Saturday, October 24, 2009

Nashville man's pizza dream takes 20 years to rise

Stephen Ray, 54, is finally seeing the light at the end of the oven.
The Green Hills resident recently accomplished his dream of taking rolled bread topped with pepperoni and cheese to the mass market. The product, called PizzaBarz, is sold at some Dollar General stores and in vending machines. It was a quest that took more than 20 years.

No stranger to the restaurant industry, Ray worked many years as a restaurant manager and owner of his own bakery and restaurant. But nothing prepared him for the arduous process of taking something baked from the kitchen to mass-market manufacturing, he said.

It began in 1987 when Ray didn't want to waste the leftover cheese and dough after his staff produced cheese bread at his bakery. Instead of throwing away half a pound of scraps, Ray decided he would turn it into cheese sticks — foot-long breadsticks topped with baked cheese. Soon, the product became a popular treat and generated more money than anyone ever thought, Ray said.

Ray expanded his cheese stick business by selling the treats at Opryland amusement park. There, on a typical weekend, Ray says he sold more than 1,300 a day.

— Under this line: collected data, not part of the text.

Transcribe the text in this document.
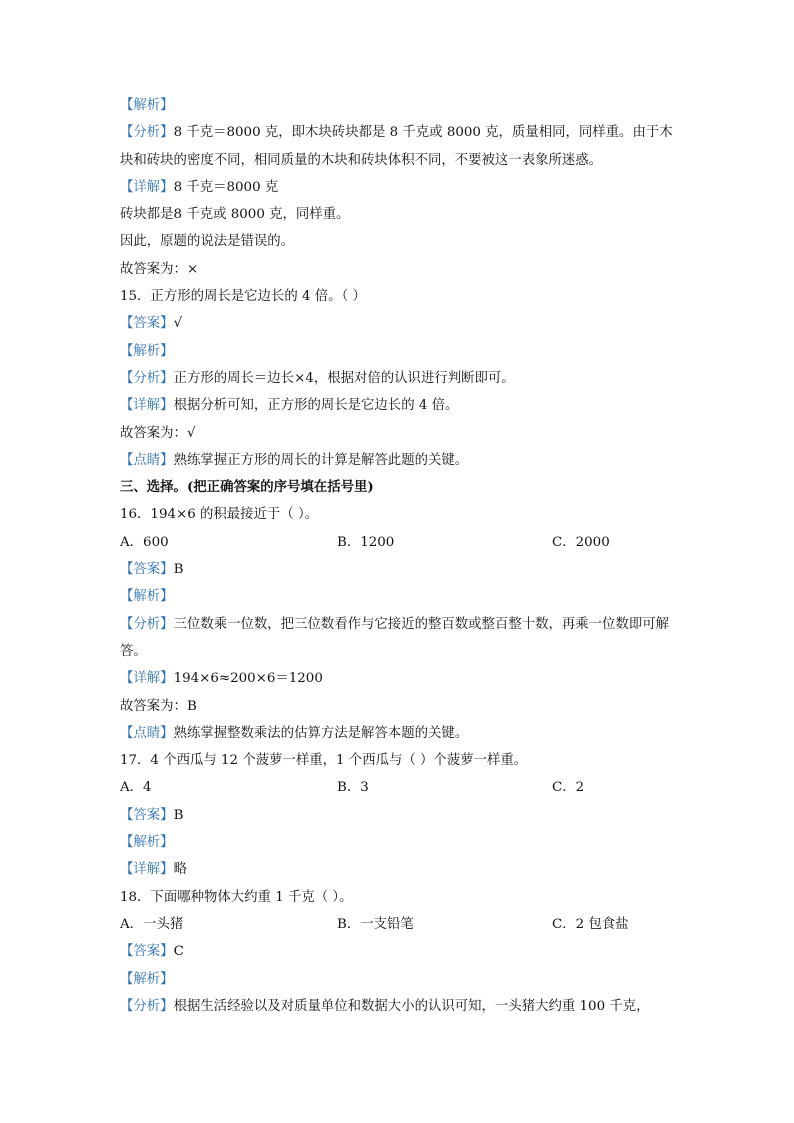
【解析】
【分析】8 千克＝8000 克，即木块砖块都是 8 千克或 8000 克，质量相同，同样重。由于木块和砖块的密度不同，相同质量的木块和砖块体积不同，不要被这一表象所迷惑。
【详解】8 千克＝8000 克
砖块都是8 千克或 8000 克，同样重。
因此，原题的说法是错误的。
故答案为：×
15．正方形的周长是它边长的 4 倍。（ ）
【答案】√
【解析】
【分析】正方形的周长＝边长×4，根据对倍的认识进行判断即可。
【详解】根据分析可知，正方形的周长是它边长的 4 倍。
故答案为：√
【点睛】熟练掌握正方形的周长的计算是解答此题的关键。
三、选择。(把正确答案的序号填在括号里)
16．194×6 的积最接近于（ ）。
A．600	B．1200	C．2000
【答案】B
【解析】
【分析】三位数乘一位数，把三位数看作与它接近的整百数或整百整十数，再乘一位数即可解答。
【详解】194×6≈200×6＝1200
故答案为：B
【点睛】熟练掌握整数乘法的估算方法是解答本题的关键。
17．4 个西瓜与 12 个菠萝一样重，1 个西瓜与（ ）个菠萝一样重。
A．4	B．3	C．2
【答案】B
【解析】
【详解】略
18．下面哪种物体大约重 1 千克（ ）。
A．一头猪	B．一支铅笔	C．2 包食盐
【答案】C
【解析】
【分析】根据生活经验以及对质量单位和数据大小的认识可知，一头猪大约重 100 千克，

Convinced he had a hot seller on his hands, Ray began selling his cheese sticks to amusement parks and festivals around the nation, including at Six Flags in Northern California.

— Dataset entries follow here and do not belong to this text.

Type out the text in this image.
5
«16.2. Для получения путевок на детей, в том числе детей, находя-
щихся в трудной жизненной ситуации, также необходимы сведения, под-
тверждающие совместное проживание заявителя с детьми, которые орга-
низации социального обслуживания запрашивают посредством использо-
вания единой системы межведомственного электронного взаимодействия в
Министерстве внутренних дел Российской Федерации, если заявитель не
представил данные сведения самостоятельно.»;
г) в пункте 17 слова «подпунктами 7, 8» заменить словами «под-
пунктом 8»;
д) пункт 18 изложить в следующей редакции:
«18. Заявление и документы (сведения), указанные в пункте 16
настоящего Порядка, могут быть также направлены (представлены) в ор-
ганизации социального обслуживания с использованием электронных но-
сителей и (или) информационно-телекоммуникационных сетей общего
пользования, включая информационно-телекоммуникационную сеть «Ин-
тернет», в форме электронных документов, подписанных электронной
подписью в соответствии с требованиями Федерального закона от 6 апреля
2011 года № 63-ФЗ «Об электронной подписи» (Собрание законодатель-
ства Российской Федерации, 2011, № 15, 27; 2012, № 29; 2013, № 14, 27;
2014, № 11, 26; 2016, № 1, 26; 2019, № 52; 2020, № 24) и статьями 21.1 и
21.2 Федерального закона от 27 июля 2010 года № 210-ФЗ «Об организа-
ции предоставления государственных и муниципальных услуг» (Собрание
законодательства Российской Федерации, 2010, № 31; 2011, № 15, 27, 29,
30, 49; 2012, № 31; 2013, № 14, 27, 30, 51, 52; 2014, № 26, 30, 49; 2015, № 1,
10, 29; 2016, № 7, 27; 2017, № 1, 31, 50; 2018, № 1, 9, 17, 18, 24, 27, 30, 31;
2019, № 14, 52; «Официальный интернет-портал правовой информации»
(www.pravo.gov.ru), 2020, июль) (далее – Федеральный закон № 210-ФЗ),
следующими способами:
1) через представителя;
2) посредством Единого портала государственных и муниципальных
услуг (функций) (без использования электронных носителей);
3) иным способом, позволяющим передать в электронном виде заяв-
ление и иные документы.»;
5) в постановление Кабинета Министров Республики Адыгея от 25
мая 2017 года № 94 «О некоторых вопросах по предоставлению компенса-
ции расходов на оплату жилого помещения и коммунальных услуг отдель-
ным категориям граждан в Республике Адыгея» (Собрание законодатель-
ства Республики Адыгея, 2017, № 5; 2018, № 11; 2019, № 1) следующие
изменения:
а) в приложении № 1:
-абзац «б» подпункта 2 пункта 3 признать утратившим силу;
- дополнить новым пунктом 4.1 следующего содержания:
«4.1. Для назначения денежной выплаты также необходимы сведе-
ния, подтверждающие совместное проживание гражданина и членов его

Ray later met Randall Hall, a Subway franchisee and the two began dreaming of a machine that could make the cheese sticks utilizing four cheeses — cheddar, mozzarella, Parmesan and Monterey Jack. At the time, the businessmen focused on four flavors — pepperoni, bacon-cheddar, nacho-jalapeno and cuatro queso.

10 years to find machine

Ray spent the next 10 years calling companies that specialized in making machines for bagels and pizzas.

Some claimed they could make a machine that would work, but the difficulty was in processing both a dry cheese like Parmesan and a soft cheese like cheddar. The machine would get gummed up.

"We got left at the altar many times," said Hall, vice president of sales and marketing.